ENS reports that Nigerian officials have suspended fishing off the southern coast of Nigeria as oil washes ashore following an offshore oil spill in late December.

The spill from Shell's 200,000-barrel-a-day Bonga facility is said to be the worst in the area in 13 years. The company estimated the spill at less than 40,000 barrels (1.7 million gallons), but satellite images from U.S.-based environmental group SkyTruth suggest the spill may have involved up to 2.4 million gallons.

Days after the December 20 spill, Shell said the oil had been dispersed while fishing villages along the shore were saying otherwise.

Shell Nigeria's, Country Chair, Mutiu Sunmonu, said in a statement on Christmas day, "I am very sorry the leak from Bonga happened in the first place, but am now happy to confirm the oil has dispersed."

Not only are local residents not convinced, but now their livelihoods are impaired as well.

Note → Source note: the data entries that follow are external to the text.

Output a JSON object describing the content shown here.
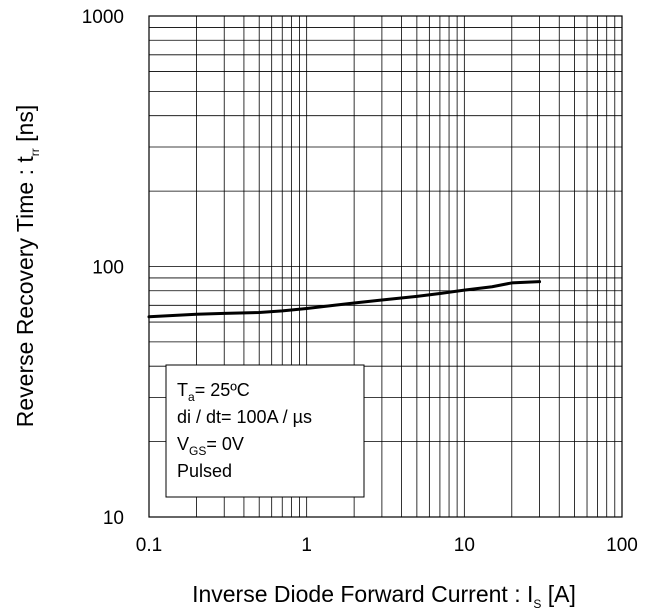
{
  "chart_data": {
    "type": "line",
    "x_scale": "log",
    "y_scale": "log",
    "xlim": [
      0.1,
      100
    ],
    "ylim": [
      10,
      1000
    ],
    "grid": true,
    "xlabel": {
      "main": "Inverse Diode Forward Current : I",
      "sub": "S",
      "tail": " [A]"
    },
    "ylabel": {
      "main": "Reverse Recovery Time : t",
      "sub": "rr",
      "tail": " [ns]"
    },
    "x_ticks": [
      {
        "value": 0.1,
        "label": "0.1"
      },
      {
        "value": 1,
        "label": "1"
      },
      {
        "value": 10,
        "label": "10"
      },
      {
        "value": 100,
        "label": "100"
      }
    ],
    "y_ticks": [
      {
        "value": 10,
        "label": "10"
      },
      {
        "value": 100,
        "label": "100"
      },
      {
        "value": 1000,
        "label": "1000"
      }
    ],
    "series": [
      {
        "color": "#000000",
        "x": [
          0.1,
          0.2,
          0.3,
          0.5,
          0.7,
          1,
          1.5,
          2,
          3,
          5,
          7,
          10,
          15,
          20,
          30
        ],
        "y": [
          63,
          64.5,
          65,
          65.5,
          66.5,
          68,
          70,
          71.5,
          73.5,
          76,
          78,
          80.5,
          83,
          86,
          87
        ]
      }
    ],
    "annotation": {
      "lines": [
        {
          "main": "T",
          "sub": "a",
          "tail": "= 25ºC"
        },
        {
          "main": "di / dt= 100A / µs",
          "sub": "",
          "tail": ""
        },
        {
          "main": "V",
          "sub": "GS",
          "tail": "= 0V"
        },
        {
          "main": "Pulsed",
          "sub": "",
          "tail": ""
        }
      ]
    }
  }
}
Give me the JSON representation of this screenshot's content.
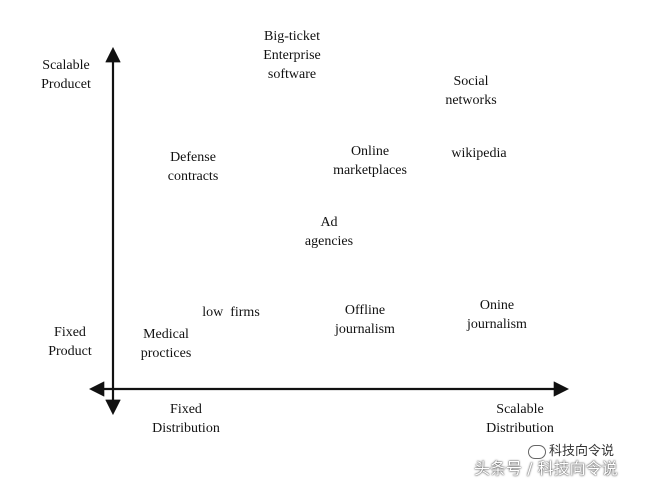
{
  "axes": {
    "y_top": "Scalable\nProducet",
    "y_bottom": "Fixed\nProduct",
    "x_left": "Fixed\nDistribution",
    "x_right": "Scalable\nDistribution"
  },
  "items": {
    "big_ticket": "Big-ticket\nEnterprise\nsoftware",
    "social_networks": "Social\nnetworks",
    "defense_contracts": "Defense\ncontracts",
    "online_marketplaces": "Online\nmarketplaces",
    "wikipedia": "wikipedia",
    "ad_agencies": "Ad\nagencies",
    "low_firms": "low  firms",
    "offline_journalism": "Offline\njournalism",
    "onine_journalism": "Onine\njournalism",
    "medical_practices": "Medical\nproctices"
  },
  "watermark": {
    "brand": "科技向令说",
    "source": "头条号 / 科技向令说"
  },
  "colors": {
    "axis": "#111111"
  }
}
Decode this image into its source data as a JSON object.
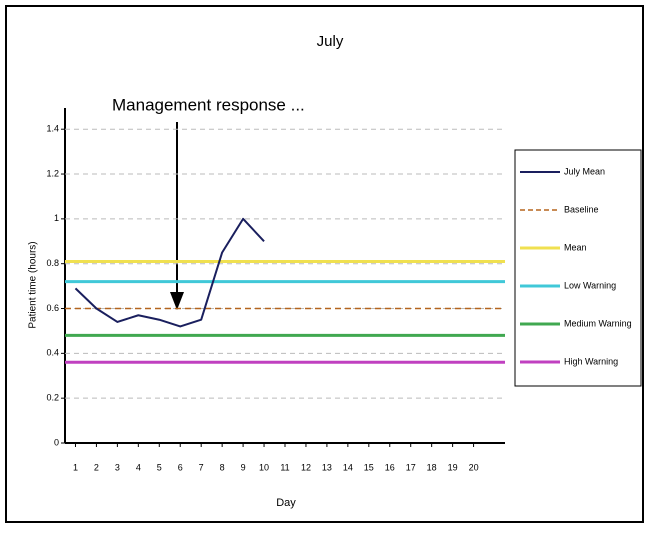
{
  "chart_data": {
    "type": "line",
    "title": "July",
    "annotation": "Management response ...",
    "xlabel": "Day",
    "ylabel": "Patient time (hours)",
    "x": [
      1,
      2,
      3,
      4,
      5,
      6,
      7,
      8,
      9,
      10,
      11,
      12,
      13,
      14,
      15,
      16,
      17,
      18,
      19,
      20
    ],
    "xlim": [
      0.5,
      21.5
    ],
    "xticks": [
      1,
      2,
      3,
      4,
      5,
      6,
      7,
      8,
      9,
      10,
      11,
      12,
      13,
      14,
      15,
      16,
      17,
      18,
      19,
      20
    ],
    "ylim": [
      0,
      1.45
    ],
    "yticks": [
      0,
      0.2,
      0.4,
      0.6,
      0.8,
      1,
      1.2,
      1.4
    ],
    "grid": true,
    "legend": "right",
    "series": [
      {
        "name": "July Mean",
        "color": "#1a1f5e",
        "values": [
          0.69,
          0.6,
          0.54,
          0.57,
          0.55,
          0.52,
          0.55,
          0.85,
          1.0,
          0.9,
          null,
          null,
          null,
          null,
          null,
          null,
          null,
          null,
          null,
          null
        ]
      }
    ],
    "reference_lines": [
      {
        "name": "Baseline",
        "color": "#b5651d",
        "dashed": true,
        "value": 0.6
      },
      {
        "name": "Mean",
        "color": "#f0e050",
        "dashed": false,
        "value": 0.81
      },
      {
        "name": "Low Warning",
        "color": "#40c8d8",
        "dashed": false,
        "value": 0.72
      },
      {
        "name": "Medium Warning",
        "color": "#40a850",
        "dashed": false,
        "value": 0.48
      },
      {
        "name": "High Warning",
        "color": "#c040c0",
        "dashed": false,
        "value": 0.36
      }
    ]
  }
}
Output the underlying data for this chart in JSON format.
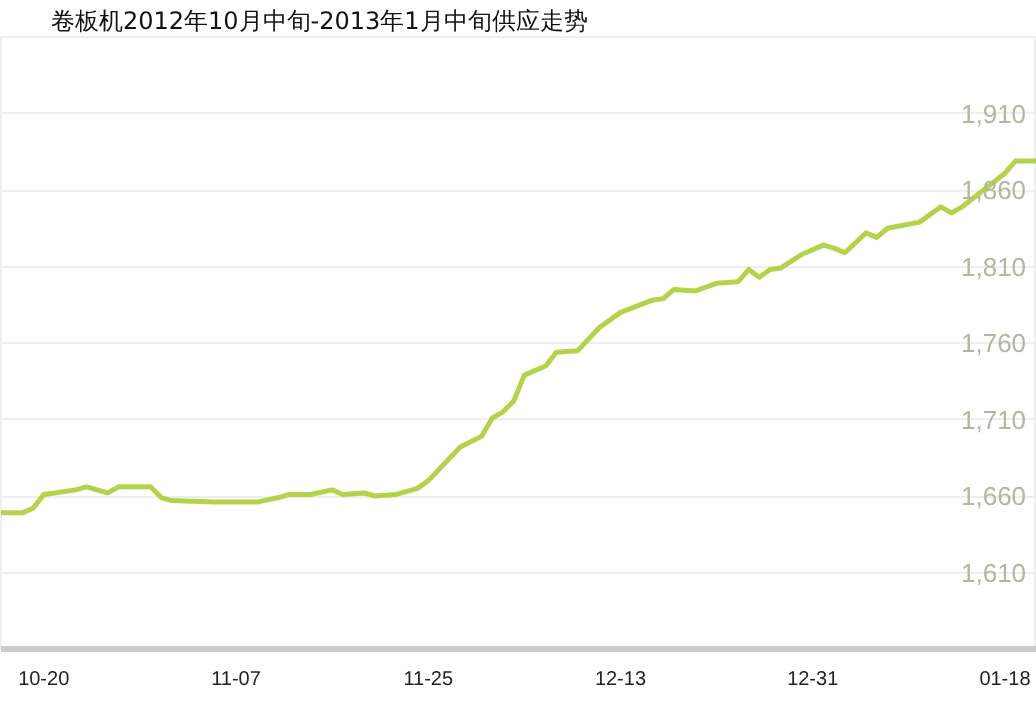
{
  "chart_data": {
    "type": "line",
    "title": "卷板机2012年10月中旬-2013年1月中旬供应走势",
    "x": [
      "2012-10-16",
      "2012-10-18",
      "2012-10-19",
      "2012-10-20",
      "2012-10-21",
      "2012-10-23",
      "2012-10-24",
      "2012-10-26",
      "2012-10-27",
      "2012-10-30",
      "2012-10-31",
      "2012-11-01",
      "2012-11-05",
      "2012-11-09",
      "2012-11-11",
      "2012-11-12",
      "2012-11-14",
      "2012-11-16",
      "2012-11-17",
      "2012-11-19",
      "2012-11-20",
      "2012-11-22",
      "2012-11-24",
      "2012-11-25",
      "2012-11-28",
      "2012-11-30",
      "2012-12-01",
      "2012-12-02",
      "2012-12-03",
      "2012-12-04",
      "2012-12-06",
      "2012-12-07",
      "2012-12-09",
      "2012-12-11",
      "2012-12-13",
      "2012-12-16",
      "2012-12-17",
      "2012-12-18",
      "2012-12-20",
      "2012-12-22",
      "2012-12-24",
      "2012-12-25",
      "2012-12-26",
      "2012-12-27",
      "2012-12-28",
      "2012-12-30",
      "2013-01-01",
      "2013-01-02",
      "2013-01-03",
      "2013-01-05",
      "2013-01-06",
      "2013-01-07",
      "2013-01-10",
      "2013-01-12",
      "2013-01-13",
      "2013-01-14",
      "2013-01-18",
      "2013-01-19",
      "2013-01-20",
      "2013-01-21"
    ],
    "series": [
      {
        "color": "#b5d34a",
        "values": [
          1649,
          1649,
          1652,
          1661,
          1662,
          1664,
          1666,
          1662,
          1666,
          1666,
          1659,
          1657,
          1656,
          1656,
          1659,
          1661,
          1661,
          1664,
          1661,
          1662,
          1660,
          1661,
          1665,
          1670,
          1692,
          1699,
          1711,
          1715,
          1722,
          1739,
          1745,
          1754,
          1755,
          1770,
          1780,
          1788,
          1789,
          1795,
          1794,
          1799,
          1800,
          1808,
          1803,
          1808,
          1809,
          1818,
          1824,
          1822,
          1819,
          1832,
          1829,
          1835,
          1839,
          1849,
          1845,
          1849,
          1871,
          1879,
          1879,
          1879
        ]
      }
    ],
    "xlim": [
      "2012-10-16",
      "2013-01-21"
    ],
    "xticks": [
      {
        "value": "2012-10-20",
        "label": "10-20"
      },
      {
        "value": "2012-11-07",
        "label": "11-07"
      },
      {
        "value": "2012-11-25",
        "label": "11-25"
      },
      {
        "value": "2012-12-13",
        "label": "12-13"
      },
      {
        "value": "2012-12-31",
        "label": "12-31"
      },
      {
        "value": "2013-01-18",
        "label": "01-18"
      }
    ],
    "ylim": [
      1560,
      1960
    ],
    "yticks": [
      {
        "value": 1610,
        "label": "1,610"
      },
      {
        "value": 1660,
        "label": "1,660"
      },
      {
        "value": 1710,
        "label": "1,710"
      },
      {
        "value": 1760,
        "label": "1,760"
      },
      {
        "value": 1810,
        "label": "1,810"
      },
      {
        "value": 1860,
        "label": "1,860"
      },
      {
        "value": 1910,
        "label": "1,910"
      }
    ],
    "grid": "y",
    "marker": "none",
    "line_style": "solid"
  }
}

They were already concerned about the impact of the oil on marine life, but it's gotten bad enough that they're told they shouldn't even be trying. More from ENS:

Fishermen in Akwa Ibom State are complaining about the suspension directive issued by the Nigerian Oil Spills Detection and Response Agency, NOSDRA, Reverend Samuel Ayadi, who chairs the Akwa Ibom chapter of Artisan Fishermen Association of Nigeria, told the News Agency of Nigeria on Sunday.

NOSDRA head Sir Peter Idabor warns that the leak could be three times as large as Shell admits and may be the country's worst case of oil pollution in 10 years.

"This is potentially a major incident that is likely to affect the environment and the people for a long time," Idabor said.